GOGENは2026年5月15日、不動産取引支援ハブ「レリーズ」の本人確認機能において、犯罪による収益の移転防止に関する法律(犯収法)で求められる「疑わしい取引の届出」の判断を支援するチェックリスト機能を追加しました。従来の本人確認業務と切り離されがちだった疑わしい取引の確認・判断・記録を、同一の管理画面上で連続して行えるようにした点が実務上の大きな差分です。
推奨項目に基づく標準化と進捗管理
本機能は、管理画面上で取引ごとにチェックリストを作成・記録できるものです。項目は公益財団法人不動産流通推進センターが推奨する内容を踏襲しており、現金の使用形態、契約者の隠匿、取引の特異性、反社会的勢力との関連といった観点を網羅しています。これにより、担当者ごとの判断のブレを抑制する狙いがあります。

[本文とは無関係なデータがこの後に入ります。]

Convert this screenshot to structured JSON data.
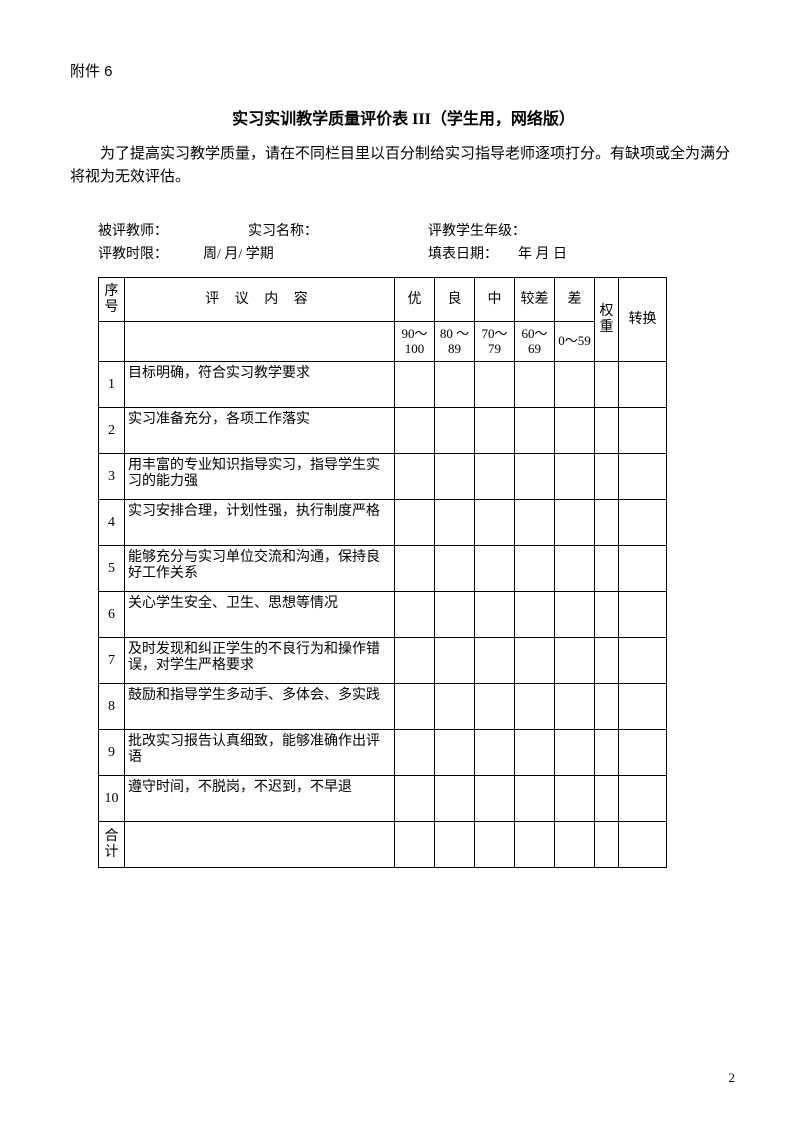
{
  "attachment": "附件 6",
  "title": "实习实训教学质量评价表 III（学生用，网络版）",
  "intro": "为了提高实习教学质量，请在不同栏目里以百分制给实习指导老师逐项打分。有缺项或全为满分将视为无效评估。",
  "meta": {
    "teacher_label": "被评教师：",
    "course_label": "实习名称：",
    "grade_label": "评教学生年级：",
    "period_label": "评教时限：",
    "period_value": "周/   月/  学期",
    "date_label": "填表日期：",
    "date_value": "年    月    日"
  },
  "headers": {
    "seq": "序号",
    "content": "评 议 内 容",
    "excellent": "优",
    "good": "良",
    "medium": "中",
    "poor": "较差",
    "bad": "差",
    "weight": "权重",
    "convert": "转换"
  },
  "ranges": {
    "excellent": "90～100",
    "good": "80 ～89",
    "medium": "70～79",
    "poor": "60～69",
    "bad": "0～59"
  },
  "rows": [
    {
      "seq": "1",
      "content": "目标明确，符合实习教学要求"
    },
    {
      "seq": "2",
      "content": "实习准备充分，各项工作落实"
    },
    {
      "seq": "3",
      "content": "用丰富的专业知识指导实习，指导学生实习的能力强"
    },
    {
      "seq": "4",
      "content": "实习安排合理，计划性强，执行制度严格"
    },
    {
      "seq": "5",
      "content": "能够充分与实习单位交流和沟通，保持良好工作关系"
    },
    {
      "seq": "6",
      "content": "关心学生安全、卫生、思想等情况"
    },
    {
      "seq": "7",
      "content": "及时发现和纠正学生的不良行为和操作错误，对学生严格要求"
    },
    {
      "seq": "8",
      "content": "鼓励和指导学生多动手、多体会、多实践"
    },
    {
      "seq": "9",
      "content": "批改实习报告认真细致，能够准确作出评语"
    },
    {
      "seq": "10",
      "content": "遵守时间，不脱岗，不迟到，不早退"
    }
  ],
  "total_label": "合计",
  "page_number": "2"
}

取引一覧および詳細画面には、チェックの「完了/未完了」を示すフラグが表示されます。管理部門は未完了の取引のみを絞り込んで表示できるため、組織全体でのチェック漏れを把握し、是正することが容易になります。担当者名や確認日時も自動で記録されるため、事後の監査対応にも活用できるとしています。
FATF審査と行政要請への対応強化
不動産取引は、高額な資金移動を伴うため犯罪収益の隠匿に悪用されやすい領域とされ、国際的にも厳格な対応が求められています。日本は2028年に予定される第5次対日相互審査に向け、非金融セクターにおける運用成果の向上が課題となっています。

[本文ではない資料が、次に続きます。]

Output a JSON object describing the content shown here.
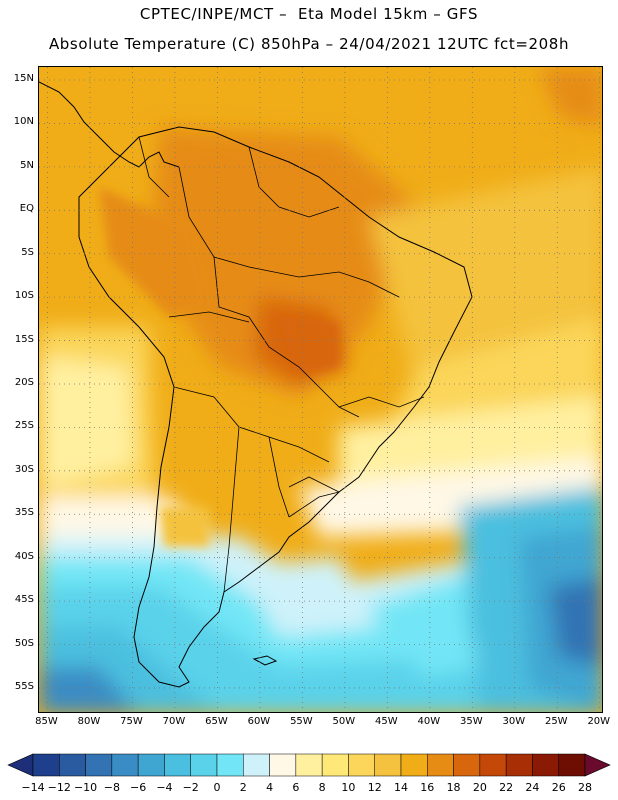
{
  "header": {
    "line1": "CPTEC/INPE/MCT –  Eta Model 15km – GFS",
    "line2": "Absolute Temperature (C) 850hPa – 24/04/2021 12UTC fct=208h"
  },
  "map": {
    "lat_labels": [
      "15N",
      "10N",
      "5N",
      "EQ",
      "5S",
      "10S",
      "15S",
      "20S",
      "25S",
      "30S",
      "35S",
      "40S",
      "45S",
      "50S",
      "55S"
    ],
    "lat_values": [
      15,
      10,
      5,
      0,
      -5,
      -10,
      -15,
      -20,
      -25,
      -30,
      -35,
      -40,
      -45,
      -50,
      -55
    ],
    "lon_labels": [
      "85W",
      "80W",
      "75W",
      "70W",
      "65W",
      "60W",
      "55W",
      "50W",
      "45W",
      "40W",
      "35W",
      "30W",
      "25W",
      "20W"
    ],
    "lon_values": [
      -85,
      -80,
      -75,
      -70,
      -65,
      -60,
      -55,
      -50,
      -45,
      -40,
      -35,
      -30,
      -25,
      -20
    ],
    "lon_range": [
      -86,
      -19.5
    ],
    "lat_range": [
      -58,
      16.5
    ],
    "gridline_style": "dotted"
  },
  "colorbar": {
    "labels": [
      "-14",
      "-12",
      "-10",
      "-8",
      "-6",
      "-4",
      "-2",
      "0",
      "2",
      "4",
      "6",
      "8",
      "10",
      "12",
      "14",
      "16",
      "18",
      "20",
      "22",
      "24",
      "26",
      "28"
    ],
    "colors": [
      "#1e3f8c",
      "#2a5aa0",
      "#3373b4",
      "#3a8cc4",
      "#3fa6d2",
      "#4bbfdf",
      "#5ad2ea",
      "#72e6f6",
      "#cff2fa",
      "#fff8e6",
      "#fff0a0",
      "#fde878",
      "#fbd65a",
      "#f4c23e",
      "#f0ad18",
      "#e68c14",
      "#d8660c",
      "#c44808",
      "#a82e06",
      "#8a1a04",
      "#6e0e02"
    ],
    "under_color": "#1e2f7a",
    "over_color": "#6a0a2c"
  }
}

国土交通省は令和8年度中に全業者によるリスク評価書の作成完了を目標に掲げており、事務連絡等を通じて「疑わしい取引」の届出判断基準の明確化を求めています。同省の基準では、チェックリストに一つでも該当する場合や、判断に迷う場合も届出対象とされていますが、現場での判断の難しさや記録の煩雑さが課題となっていました。本機能は、本人確認と一体化した運用を提供することで、これらの実務課題を解決するとしています。
制度対応と実務運用の統合による変化
本機能の導入により、不動産業者のコンプライアンス実務は「後追いでの確認」から「本人確認フローへの組み込み」へと変化します。導入企業にとっては、リスク評価書の対応方針欄に本機能を活用した運用フローを記載することで、ガイドラインに沿った実効的な体制を構築しやすくなるという位置づけです。

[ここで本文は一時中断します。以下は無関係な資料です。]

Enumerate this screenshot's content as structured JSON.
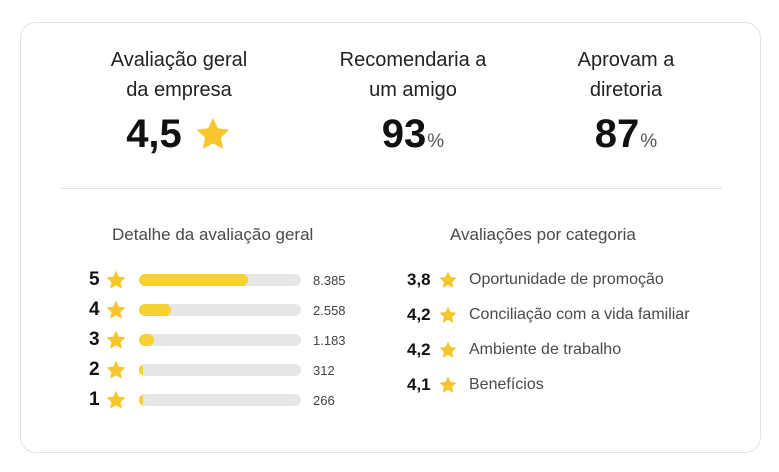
{
  "summary": {
    "overall": {
      "label_line1": "Avaliação geral",
      "label_line2": "da empresa",
      "value": "4,5"
    },
    "recommend": {
      "label_line1": "Recomendaria a",
      "label_line2": "um amigo",
      "value": "93",
      "unit": "%"
    },
    "approve": {
      "label_line1": "Aprovam a",
      "label_line2": "diretoria",
      "value": "87",
      "unit": "%"
    }
  },
  "distribution": {
    "title": "Detalhe da avaliação geral",
    "rows": [
      {
        "stars": "5",
        "count": "8.385",
        "fill_fraction": 0.67
      },
      {
        "stars": "4",
        "count": "2.558",
        "fill_fraction": 0.2
      },
      {
        "stars": "3",
        "count": "1.183",
        "fill_fraction": 0.09
      },
      {
        "stars": "2",
        "count": "312",
        "fill_fraction": 0.02
      },
      {
        "stars": "1",
        "count": "266",
        "fill_fraction": 0.02
      }
    ]
  },
  "categories": {
    "title": "Avaliações por categoria",
    "items": [
      {
        "score": "3,8",
        "label": "Oportunidade de promoção"
      },
      {
        "score": "4,2",
        "label": "Conciliação com a vida familiar"
      },
      {
        "score": "4,2",
        "label": "Ambiente de trabalho"
      },
      {
        "score": "4,1",
        "label": "Benefícios"
      }
    ]
  },
  "colors": {
    "star": "#f7c52c",
    "bar_fill": "#f7d031",
    "bar_track": "#e6e6e6"
  }
}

管理・コンプライアンス部門においては、未完了取引の絞り込み機能によって横断的な可視化が可能になるため、現場への的確なアラート送出や内部統制の強化に寄与すると同社は説明しています。犯収法が求める取引時確認、記録保存、届出判断の各プロセスを一気通貫で管理できる点が、導入判断の主なポイントになります。